Branle-bas de combat
Tollé immédiat ! Les propos antisémites du ministre se répandent comme une traînée de poudre sur les réseaux sociaux. Et dans la foulée, à trois heures du matin, dans la nuit de dimanche à lundi, l’ambassade israélienne au Cameroun publie un communiqué officiel virulent dans lequel elle se dit «outragée par cette sortie». Branle-bas de combat, quelques heures plus tard, le gouvernement camerounais répond, lui aussi par un communiqué, dans lequel il précise que Momo «s’exprimait à titre personnel».
On imagine bien l’embarras du régime de Paul Biya : Israël est un allié proche, et même vital, chargé notamment de la formation des unités d’élite de l’armée camerounaise. Or celles-ci sont très sollicitées ces dernières années : alors que le nord du pays est gangrené par les incursions de la secte islamiste Boko Haram venu du Nigeria voisin, l’ouest anglophone est, depuis fin 2017, le théâtre d’une guerre sanglante à huis clos entre séparatistes et forces régulières. La rapidité de la réaction de Yaoundé permettra certainement d’éteindre la polémique sans prendre le risque de se priver des conseillers militaires israéliens.

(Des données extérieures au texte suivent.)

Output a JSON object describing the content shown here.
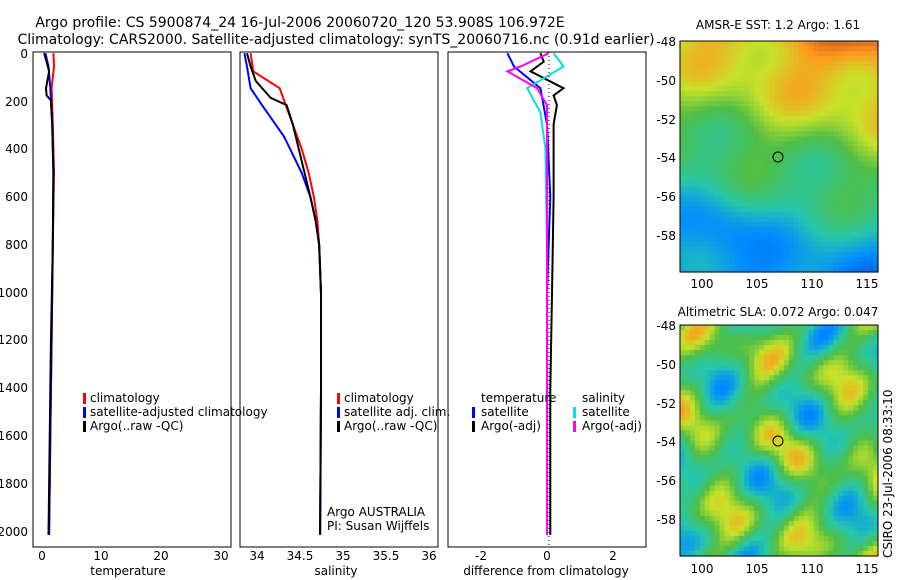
{
  "title": {
    "line1": "Argo profile: CS 5900874_24 16-Jul-2006 20060720_120 53.908S 106.972E",
    "line2": "Climatology: CARS2000. Satellite-adjusted climatology: synTS_20060716.nc (0.91d earlier)"
  },
  "depth_ticks": [
    "0",
    "200",
    "400",
    "600",
    "800",
    "1000",
    "1200",
    "1400",
    "1600",
    "1800",
    "2000"
  ],
  "colors": {
    "red": "#ff0000",
    "blue": "#0000ff",
    "black": "#000000",
    "cyan": "#00e0e0",
    "magenta": "#ff00ff"
  },
  "chart_data": [
    {
      "type": "line",
      "panel": "temperature",
      "xlabel": "temperature",
      "xlim": [
        -1,
        31
      ],
      "ylim": [
        2050,
        0
      ],
      "xticks": [
        "0",
        "10",
        "20",
        "30"
      ],
      "legend": [
        "climatology",
        "satellite-adjusted climatology",
        "Argo(..raw -QC)"
      ],
      "series": [
        {
          "name": "climatology",
          "color": "red",
          "points": [
            [
              2.3,
              5
            ],
            [
              2.4,
              60
            ],
            [
              2.0,
              150
            ],
            [
              2.2,
              300
            ],
            [
              2.4,
              500
            ],
            [
              2.2,
              800
            ],
            [
              2.0,
              1200
            ],
            [
              1.8,
              1600
            ],
            [
              1.6,
              2000
            ]
          ]
        },
        {
          "name": "satellite-adjusted climatology",
          "color": "blue",
          "points": [
            [
              1.0,
              5
            ],
            [
              1.5,
              60
            ],
            [
              1.8,
              150
            ],
            [
              2.1,
              300
            ],
            [
              2.3,
              500
            ],
            [
              2.2,
              800
            ],
            [
              2.0,
              1200
            ],
            [
              1.8,
              1600
            ],
            [
              1.6,
              2000
            ]
          ]
        },
        {
          "name": "Argo(..raw -QC)",
          "color": "black",
          "points": [
            [
              0.8,
              5
            ],
            [
              1.2,
              40
            ],
            [
              1.6,
              80
            ],
            [
              1.1,
              150
            ],
            [
              1.2,
              180
            ],
            [
              1.9,
              200
            ],
            [
              2.1,
              300
            ],
            [
              2.3,
              500
            ],
            [
              2.2,
              800
            ],
            [
              1.9,
              1200
            ],
            [
              1.7,
              1600
            ],
            [
              1.5,
              2000
            ]
          ]
        }
      ]
    },
    {
      "type": "line",
      "panel": "salinity",
      "xlabel": "salinity",
      "xlim": [
        33.8,
        36.05
      ],
      "ylim": [
        2050,
        0
      ],
      "xticks": [
        "34",
        "34.5",
        "35",
        "35.5",
        "36"
      ],
      "legend": [
        "climatology",
        "satellite adj. clim.",
        "Argo(..raw -QC)"
      ],
      "annotation": [
        "Argo AUSTRALIA",
        "PI: Susan Wijffels"
      ],
      "series": [
        {
          "name": "climatology",
          "color": "red",
          "points": [
            [
              33.92,
              5
            ],
            [
              33.95,
              80
            ],
            [
              34.25,
              150
            ],
            [
              34.3,
              200
            ],
            [
              34.4,
              300
            ],
            [
              34.5,
              400
            ],
            [
              34.58,
              500
            ],
            [
              34.64,
              600
            ],
            [
              34.68,
              700
            ],
            [
              34.7,
              800
            ],
            [
              34.72,
              1000
            ],
            [
              34.72,
              1400
            ],
            [
              34.71,
              2000
            ]
          ]
        },
        {
          "name": "satellite adj. clim.",
          "color": "blue",
          "points": [
            [
              33.85,
              5
            ],
            [
              33.88,
              60
            ],
            [
              33.92,
              150
            ],
            [
              34.05,
              220
            ],
            [
              34.3,
              350
            ],
            [
              34.5,
              500
            ],
            [
              34.6,
              600
            ],
            [
              34.66,
              700
            ],
            [
              34.7,
              800
            ],
            [
              34.72,
              1000
            ],
            [
              34.72,
              1400
            ],
            [
              34.71,
              2000
            ]
          ]
        },
        {
          "name": "Argo(..raw -QC)",
          "color": "black",
          "points": [
            [
              33.88,
              5
            ],
            [
              33.92,
              60
            ],
            [
              33.98,
              120
            ],
            [
              34.15,
              190
            ],
            [
              34.33,
              220
            ],
            [
              34.4,
              300
            ],
            [
              34.5,
              450
            ],
            [
              34.6,
              600
            ],
            [
              34.66,
              700
            ],
            [
              34.7,
              800
            ],
            [
              34.72,
              1000
            ],
            [
              34.72,
              1400
            ],
            [
              34.71,
              2000
            ]
          ]
        }
      ]
    },
    {
      "type": "line",
      "panel": "difference",
      "xlabel": "difference from climatology",
      "xlim": [
        -3,
        3
      ],
      "ylim": [
        2050,
        0
      ],
      "xticks": [
        "-2",
        "0",
        "2"
      ],
      "legend_temperature": [
        "temperature",
        "satellite",
        "Argo(-adj)"
      ],
      "legend_salinity": [
        "salinity",
        "satellite",
        "Argo(-adj)"
      ],
      "series": [
        {
          "name": "temperature satellite",
          "color": "blue",
          "points": [
            [
              -1.2,
              5
            ],
            [
              -1.0,
              60
            ],
            [
              -0.2,
              150
            ],
            [
              0.0,
              300
            ],
            [
              0.1,
              600
            ],
            [
              0.0,
              1000
            ],
            [
              0.0,
              1400
            ],
            [
              0.0,
              2000
            ]
          ]
        },
        {
          "name": "temperature Argo(-adj)",
          "color": "black",
          "points": [
            [
              -0.2,
              5
            ],
            [
              -0.1,
              40
            ],
            [
              -0.5,
              80
            ],
            [
              0.5,
              150
            ],
            [
              0.2,
              180
            ],
            [
              0.3,
              220
            ],
            [
              0.2,
              300
            ],
            [
              0.2,
              600
            ],
            [
              0.15,
              1000
            ],
            [
              0.1,
              1400
            ],
            [
              0.1,
              2000
            ]
          ]
        },
        {
          "name": "salinity satellite",
          "color": "cyan",
          "points": [
            [
              0.2,
              5
            ],
            [
              0.5,
              60
            ],
            [
              -0.6,
              150
            ],
            [
              -0.2,
              250
            ],
            [
              -0.05,
              400
            ],
            [
              0.0,
              800
            ],
            [
              0.0,
              1400
            ],
            [
              0.0,
              2000
            ]
          ]
        },
        {
          "name": "salinity Argo(-adj)",
          "color": "magenta",
          "points": [
            [
              0.05,
              5
            ],
            [
              -0.8,
              60
            ],
            [
              -1.2,
              80
            ],
            [
              -0.3,
              150
            ],
            [
              0.0,
              220
            ],
            [
              0.0,
              300
            ],
            [
              0.0,
              2000
            ]
          ]
        }
      ]
    },
    {
      "type": "heatmap",
      "title": "AMSR-E SST: 1.2 Argo: 1.61",
      "xlim": [
        98,
        116
      ],
      "ylim": [
        -59.8,
        -48
      ],
      "xticks": [
        "100",
        "105",
        "110",
        "115"
      ],
      "yticks": [
        "-48",
        "-50",
        "-52",
        "-54",
        "-56",
        "-58"
      ],
      "marker": {
        "lon": 106.97,
        "lat": -53.9
      }
    },
    {
      "type": "heatmap",
      "title": "Altimetric SLA: 0.072 Argo: 0.047",
      "xlim": [
        98,
        116
      ],
      "ylim": [
        -59.8,
        -48
      ],
      "xticks": [
        "100",
        "105",
        "110",
        "115"
      ],
      "yticks": [
        "-48",
        "-50",
        "-52",
        "-54",
        "-56",
        "-58"
      ],
      "marker": {
        "lon": 106.97,
        "lat": -53.9
      }
    }
  ],
  "credit": "CSIRO 23-Jul-2006 08:33:10"
}
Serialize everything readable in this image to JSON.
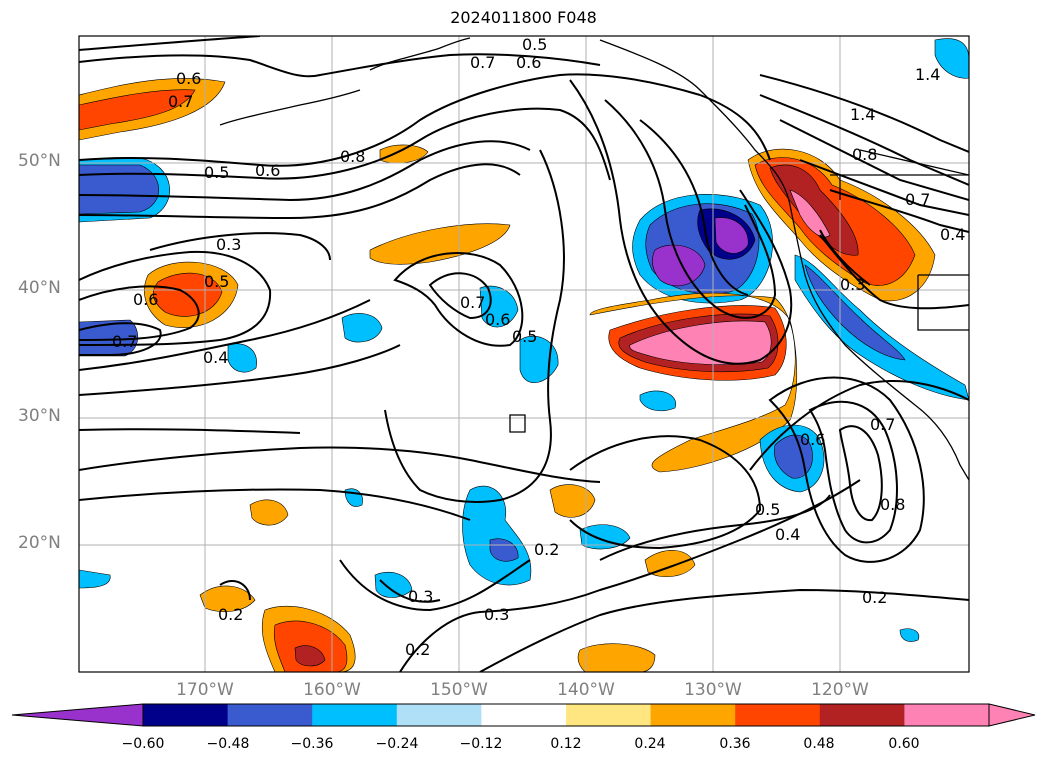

Mais au-delà, ce que Momo a dit avec une spontanéité inquiétante révèle autre chose : la tentation du pouvoir en place de jouer avec les démons ethniques pour désamorcer une crise politique. Maurice Kamto, le leader emprisonné, est de l’ethnie bamiléké, plus grand groupe ethnique du Cameroun, estimé à près de 25% de la population. Mais les Bamiléké sont surtout la cible d’attaques récurrentes depuis l’indépendance. Régulièrement stigmatisés et soupçonnés de vouloir prendre le pouvoir, ils se sont souvent tenus à l’écart de la politique pour investir, avec un certain succès, l’économie.
Course
Ce qui n’a pas empêché Maurice Kamto, ex-ministre en rupture de ban depuis 2011, de se lancer dans la course présidentielle en octobre, ratissant bien plus large que sa propre ethnie. L’issue du scrutin a officiellement permis à Paul Biya de se maintenir en place après trente-six ans de pouvoir. Mais Kamto, et ses nombreux sympathisants, n’ont jamais reconnu les chiffres officiels du scrutin. Et c’est dans ce climat délétère que la stigmatisation des Bamiléké a refait surface dans les médias proches du régime.
Momo lui aussi d’ailleurs est bamiléké. Sa tirade antisémite se voulait d’abord un avertissement adressé à ses frères : «Soyons moins gourmands», conseille-t-il, quelques secondes avant de prononcer les propos infamants. Aveuglé par la surenchère ethnique à laquelle il se prêtait, Momo a donc prononcé les phrases de trop. Aux dernières nouvelles, il n’a pas l’intention de démissionner. Et pour le reste, aucune chancellerie ne s’est émue de l’arrestation des leaders de l’opposition, ni de leur assimilation à un groupe ethnique «trop gourmand».